Friday, September 17, 2021

THE ULTIMATE PLAYLIST OF NOISE (2021)

 



Directed by: Bennett Lasseter Written By: Mitchell Winkie Cinematography: Vincent Patin  Editor: Robin Gonsalves 


Cast: Keean Johnson, Madeline Brewer, Bonnie Hunt, Ian Gomez, Rya Kihlstedt, Oliver Cooper, Carol Mansell, Emily Skeggs, Ariela Barer, Jake Weary 

Marcus, an audio-obsessed high school senior, learns he must undergo brain surgery that will render him deaf, and decides to seize control of his fate by recording the Ultimate Playlist of Noise.

As it goes down like a nice teen drama. It’s dramatic, funny, and heartwarming by the end. If this wasn’t already a young adult novel, it should have been.

We watch the natural growing pains, trials, and tribulations that most of us go through. Only here the main character is kind of an obsessive nerd. Whose main interests are music and putting together playlists. 

Then his passions come together in a cute young lady who is a musician and sends his heart flutter. Which happens to come into His life when he has learned of a condition that will rob him of his hearing and separating him from his favorite thing music.

While the film plays on romance it also becomes a road trip movie. So we get the eccentric, strange whimsy of the characters and traveling.

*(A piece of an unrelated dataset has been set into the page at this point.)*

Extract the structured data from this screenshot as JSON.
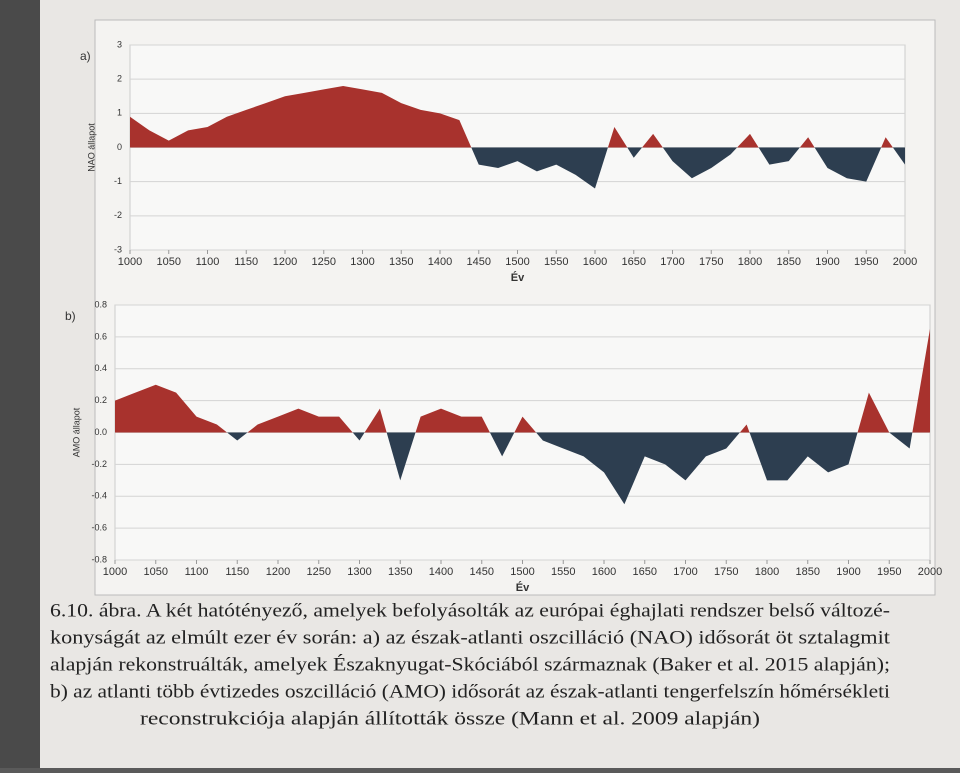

What is refreshing about this film is that it’s not a typical love story. As it has romantic moves but cuts them short offering genuine surprises from where you might think some moments are going in a good way. Like him having his first kiss.

It does try to show the beauty in supposedly the mundane. 

The film is more about bonding with a stranger and becoming so close that you can open up to them. The story more or less comes across as one of the connections between two people and inspiring one another to go face their fears and also learn to accept things. Deal with them and learn to live with it.

Even if staying somewhat predictable story-wise. There will be love involved, not romantic and not the kind where even if there was it could save you from yourself or help you outrun your problems. 

The film doesn’t offer a false or empty story. Where we are left to wonder what happens next or after that but should feel rest assured in just the here and now.